On the whole, he seems to have taken a dualist, not a pluralist, view of politics. Though he mentioned the existence of various interests in society, he made no attempt to list and describe them, and certainly he never specified racial or religious minorities, or the working class, as deserving of the veto power. Generally he ignored the variety of possible groupings. When he got down to theorizing, he really thought about only two groups at a time, not several. On occasion he dealt with the duality of capital and labor. Most often he had in mind the twofold grouping of North against South, free states against slave states. These were, to him, the majority and the minority, and this was the minority he sought to protect-the minority of slaveholders. [my emphasis]The real successors of Calhoun were the segregationist groups involved in their "massive resistance" campaigns against legal and political pressure for racial integration:
Wherever a White Citizens' Council meets in Mississippi, or a similar group in another of the Southern states, there is to be sought, nowadays, the true spirit of Calhoun. It is to be sought in the activities of conservative - or reactionary - Southern whites. The way they use the lobby, the bloc, the party convention, and other political devices can be considered as essentially Calhounian.In 2020, Calhoun's heritage can be seen especially in the voter-suppression campaign against blacks, Latinos, and poor whites that have been a key part of the national Republican Party's electoral strategy for the last two decades. The Democratic Party hasn't given up all its own Calhounian legacy, as illustrated by the Yellow Peril campaign ads the Joe Biden campaign released over the last week.

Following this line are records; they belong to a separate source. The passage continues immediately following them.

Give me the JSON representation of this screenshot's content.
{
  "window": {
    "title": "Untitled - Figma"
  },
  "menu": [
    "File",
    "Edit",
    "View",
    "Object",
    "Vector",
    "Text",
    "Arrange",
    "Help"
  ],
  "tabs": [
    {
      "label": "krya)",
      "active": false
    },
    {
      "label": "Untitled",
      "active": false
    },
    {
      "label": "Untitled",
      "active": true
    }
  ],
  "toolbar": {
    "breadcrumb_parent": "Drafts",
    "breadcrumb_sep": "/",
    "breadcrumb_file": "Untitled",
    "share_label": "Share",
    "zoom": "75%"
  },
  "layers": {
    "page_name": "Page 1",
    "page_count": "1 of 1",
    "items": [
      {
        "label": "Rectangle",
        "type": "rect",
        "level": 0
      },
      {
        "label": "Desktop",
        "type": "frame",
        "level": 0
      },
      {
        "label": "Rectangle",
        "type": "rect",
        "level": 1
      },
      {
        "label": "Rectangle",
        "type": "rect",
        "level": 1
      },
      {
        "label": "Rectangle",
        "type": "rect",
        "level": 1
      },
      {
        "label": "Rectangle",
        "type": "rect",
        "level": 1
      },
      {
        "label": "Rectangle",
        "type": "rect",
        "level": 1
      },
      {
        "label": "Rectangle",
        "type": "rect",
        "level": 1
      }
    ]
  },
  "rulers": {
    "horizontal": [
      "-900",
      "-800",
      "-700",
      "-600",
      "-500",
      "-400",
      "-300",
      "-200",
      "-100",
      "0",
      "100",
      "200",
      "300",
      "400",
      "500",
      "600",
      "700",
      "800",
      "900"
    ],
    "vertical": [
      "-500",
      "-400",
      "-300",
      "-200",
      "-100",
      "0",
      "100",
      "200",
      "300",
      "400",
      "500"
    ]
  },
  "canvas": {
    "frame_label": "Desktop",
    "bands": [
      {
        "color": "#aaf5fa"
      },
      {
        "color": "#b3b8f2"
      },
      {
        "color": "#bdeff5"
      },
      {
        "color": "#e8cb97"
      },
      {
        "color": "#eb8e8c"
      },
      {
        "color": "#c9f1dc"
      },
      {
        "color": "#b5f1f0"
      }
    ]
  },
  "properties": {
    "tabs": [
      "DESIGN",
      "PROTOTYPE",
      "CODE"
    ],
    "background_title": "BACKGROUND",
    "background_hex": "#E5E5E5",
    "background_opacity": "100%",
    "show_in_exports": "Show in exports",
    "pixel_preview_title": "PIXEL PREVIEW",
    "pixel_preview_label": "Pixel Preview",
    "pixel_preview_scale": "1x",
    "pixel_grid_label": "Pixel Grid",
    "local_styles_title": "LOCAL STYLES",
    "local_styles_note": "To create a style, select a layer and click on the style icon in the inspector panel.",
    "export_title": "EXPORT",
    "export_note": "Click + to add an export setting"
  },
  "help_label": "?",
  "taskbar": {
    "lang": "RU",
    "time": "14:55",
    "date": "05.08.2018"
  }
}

These white Southerners now face a problem quite similar to the one that Calhoun faced more than a hundred years ago. They talk of maintaining white supremacy and he talked of protecting slavery. The problem remains that of defending, against external attack, institutions based upon a belief in human inequality. [my emphasis]
But the party of Lincoln the Great Emancipator has become the devoted party of Calhoun the Great Nullifier.